李:先日、我々はニュヨークの全ての弁護士に対し、合計3,000通以上の手紙を出しました。結果180通以上の支持を表明するという回答をもらいました。更に15名の弁護士は、この告訴に関する相談も受け付けるという意思を表明してくれました。この弁護士の方々は、この訴訟案が極めて特殊性を帯び、歴史上かつてなかったことという共感をもってくれました。

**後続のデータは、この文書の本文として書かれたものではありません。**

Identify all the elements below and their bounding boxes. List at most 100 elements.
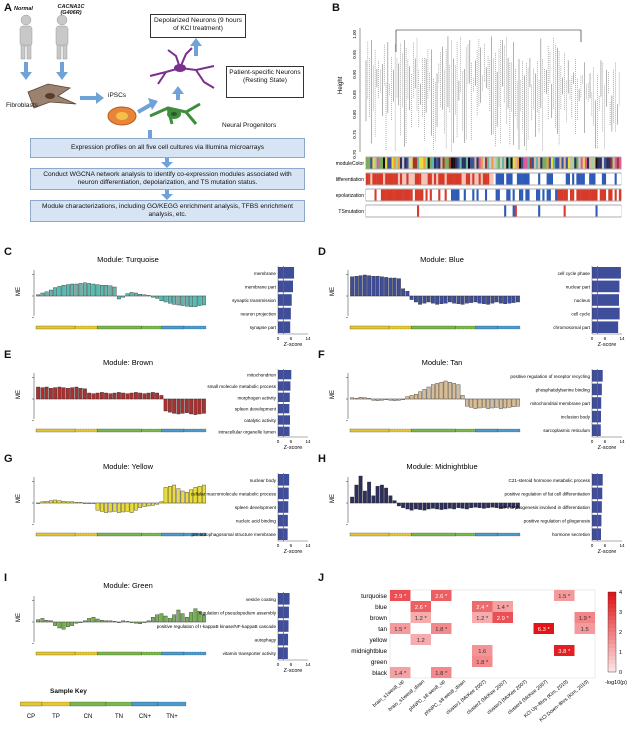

我々は、既に著名で十分な実績のある弁護士団へお願いしましたが、出廷弁護を含め、この訴訟案及び関連する一切のことを、無償で引き受けてくれました。弁護士の方は、この訴訟案が、今後研究課題へとなりかねず、法律系の学生らに、課題として研究させるつもりでいるとも申してくれました。

法律により、連名による告訴の場合、原告は最低10人以上が必要です。既に80名以上の法輪功学習者が、原告として名乗り、32通の証言がそろい、関係する一切の手続きの準備が、順調に進められています。我々原告団は、ますます強固になっていくことと思います。一方で、迫害を受けた人は法輪功学習者に限らず、我々の連名訴訟団への加入を歓迎します。

記者:オーストラリアにおける訴訟では、中国前国家出席江沢民氏への法の裁きに、どれほどの効果が出せるのでしょうか?最終的にどのような結果となる見通しでしょうか?

李:セルビアの前大統領であったミロシェビッチ氏が、英国のある空港で逮捕されたことがあります。これは英国の法廷がミロシェビッチ氏に対し、有罪判決を言い渡し、更に召還状をも提出していたからです。オーストラリアと英国は、法律も非常に似通っていますから、その点からも、オーストラリアの法廷に、江氏への召喚状を出すよう要請することが出来ると考えられます。江氏及び“610法輪功取締本部”のメンバー、あるいは法輪功学習者に対する迫害の直接的加害者、責任者がオーストラリアへ入国する際に、法廷からの召喚状を受け、あるいは直接逮捕されることさえもありえます。

オーストラリアにおける江氏への連名での告訴は、世界における江氏への訴訟活動のごく一部に過ぎません。いかなる人といえども、法律に触れたら、その法的責任を負わなければなりません。法律は被害者を守るべきであり、正を拡張すると共に、犯罪を罰しなければならないものでしょう。法律と道徳は、基本的な人権を守るものでもあります。ご存知のように、江氏は法輪功を迫害しただけでなく、更に他の宗教による信仰をも迫害しています。わたしたちは、いかなる国家いかなる政府にも、反対することはありません。わたしたちが反対していることは、ほかならぬ弾圧であり、告訴しようとするものは、無辜の民を虐待した犯罪者にほかならないのです。わたしたちは、ただ社会へ出て、すべきことをするまでです。江氏は、既に人心による道義上の審判を受けていますが、この一連の訴訟活動を通して、より多くの人が迫害の真相を知るようになった時、法律的審判も間近に迫ってくることでしょう。